If [AI] can help our people spend less time looking for data and more time just using data, they will be more effective at their jobs
Geoff Kneen, Advania UK

Beyond the efficiencies to be gained by reducing data search times, Kneen revealed more specific examples of where AI has made a positive impact.

“With 100% trust in all of our people that they would utilise the technology, we then started to look at the use cases on a role-by-role basis,” he said.

That process showed how roles like that of the head of solutions architecture had benefited from being able to use AI in a way that ultimately led to the production of solution designs for clients. The technology helped build a library of previous documents and accelerate the time it took to navigate through templates to find the material to support a fresh pitch.

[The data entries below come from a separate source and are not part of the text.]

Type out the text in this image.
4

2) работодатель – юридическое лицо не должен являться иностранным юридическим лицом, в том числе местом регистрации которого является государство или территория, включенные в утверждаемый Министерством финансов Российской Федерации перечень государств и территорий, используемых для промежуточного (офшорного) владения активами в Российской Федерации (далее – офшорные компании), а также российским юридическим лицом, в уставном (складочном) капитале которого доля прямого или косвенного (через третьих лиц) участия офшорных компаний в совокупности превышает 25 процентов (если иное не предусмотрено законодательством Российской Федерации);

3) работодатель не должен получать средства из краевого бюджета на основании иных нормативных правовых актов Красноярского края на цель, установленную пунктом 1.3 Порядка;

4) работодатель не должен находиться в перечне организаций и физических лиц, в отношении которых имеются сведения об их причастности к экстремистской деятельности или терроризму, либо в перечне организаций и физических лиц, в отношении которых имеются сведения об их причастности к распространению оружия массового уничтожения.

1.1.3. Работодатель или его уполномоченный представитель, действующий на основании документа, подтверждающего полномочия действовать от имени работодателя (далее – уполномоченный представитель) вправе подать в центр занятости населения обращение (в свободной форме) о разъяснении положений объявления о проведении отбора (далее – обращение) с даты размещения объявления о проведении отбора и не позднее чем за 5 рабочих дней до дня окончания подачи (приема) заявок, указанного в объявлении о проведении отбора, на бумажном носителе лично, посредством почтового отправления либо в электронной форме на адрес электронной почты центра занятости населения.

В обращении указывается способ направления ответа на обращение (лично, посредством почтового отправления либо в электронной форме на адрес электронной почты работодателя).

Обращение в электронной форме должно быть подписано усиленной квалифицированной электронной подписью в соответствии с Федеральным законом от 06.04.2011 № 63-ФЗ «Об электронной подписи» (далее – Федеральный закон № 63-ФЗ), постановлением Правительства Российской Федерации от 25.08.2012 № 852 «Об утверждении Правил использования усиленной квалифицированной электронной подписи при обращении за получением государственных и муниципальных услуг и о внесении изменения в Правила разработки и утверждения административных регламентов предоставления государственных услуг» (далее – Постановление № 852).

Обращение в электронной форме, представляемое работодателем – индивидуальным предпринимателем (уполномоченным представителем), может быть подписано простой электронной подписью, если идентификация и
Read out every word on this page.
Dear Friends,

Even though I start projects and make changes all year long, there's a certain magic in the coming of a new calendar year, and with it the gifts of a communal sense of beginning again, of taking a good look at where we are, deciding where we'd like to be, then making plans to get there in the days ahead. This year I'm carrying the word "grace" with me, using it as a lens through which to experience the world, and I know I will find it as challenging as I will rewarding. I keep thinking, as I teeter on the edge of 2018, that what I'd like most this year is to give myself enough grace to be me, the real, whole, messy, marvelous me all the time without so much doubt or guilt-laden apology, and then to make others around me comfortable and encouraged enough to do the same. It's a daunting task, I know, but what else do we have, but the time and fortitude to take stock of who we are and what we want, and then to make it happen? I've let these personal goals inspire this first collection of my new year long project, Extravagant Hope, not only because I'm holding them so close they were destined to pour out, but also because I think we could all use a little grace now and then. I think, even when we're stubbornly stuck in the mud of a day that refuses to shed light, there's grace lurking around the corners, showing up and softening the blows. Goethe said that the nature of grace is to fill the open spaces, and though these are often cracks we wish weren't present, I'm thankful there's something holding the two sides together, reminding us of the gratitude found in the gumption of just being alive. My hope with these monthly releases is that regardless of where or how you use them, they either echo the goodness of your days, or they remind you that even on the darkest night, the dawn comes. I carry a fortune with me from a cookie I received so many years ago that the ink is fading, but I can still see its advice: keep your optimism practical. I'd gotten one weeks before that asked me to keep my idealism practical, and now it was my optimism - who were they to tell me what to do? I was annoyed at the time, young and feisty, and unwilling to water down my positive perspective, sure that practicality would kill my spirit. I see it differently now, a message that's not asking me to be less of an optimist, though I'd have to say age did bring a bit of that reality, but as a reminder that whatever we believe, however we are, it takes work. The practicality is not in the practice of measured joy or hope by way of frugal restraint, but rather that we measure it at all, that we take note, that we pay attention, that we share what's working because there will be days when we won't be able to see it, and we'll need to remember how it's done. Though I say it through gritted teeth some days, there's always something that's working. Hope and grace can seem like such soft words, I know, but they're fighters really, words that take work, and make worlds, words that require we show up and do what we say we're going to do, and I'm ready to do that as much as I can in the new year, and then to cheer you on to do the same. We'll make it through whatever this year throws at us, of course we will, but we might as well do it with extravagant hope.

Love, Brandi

“One of the other roles that’s been transformed is that of a service delivery manager [SDM]. Service delivery managers used to have to collate a massive amount of data and produce that into the monthly service report for our client, which left them less time to analyse the data and work on the value-add pieces, which are: What should we do about this data? What innovation can we deliver that would improve this data? Copilot allowed our SDMs to automate the collection of all of that, get it down into a process that doesn’t really take any time, so they can spend their time analysing what the data is telling them,” Kneen added.

Another interesting example is the cross-referencing of CVs, which meant that some candidates were highlighted as having the right attributes for roles that they might previously have missed out on because they might not have applied for that position.

“I could go on with a number of cases, both from our perspective and from our clients’ perspectives. We’re getting a significant amount of value out of the investment in AI. We’ve done both things – we’ve got Copilot, and then we’ve got a private ChatGPT implementation that is democratised across the whole organisation,” he said.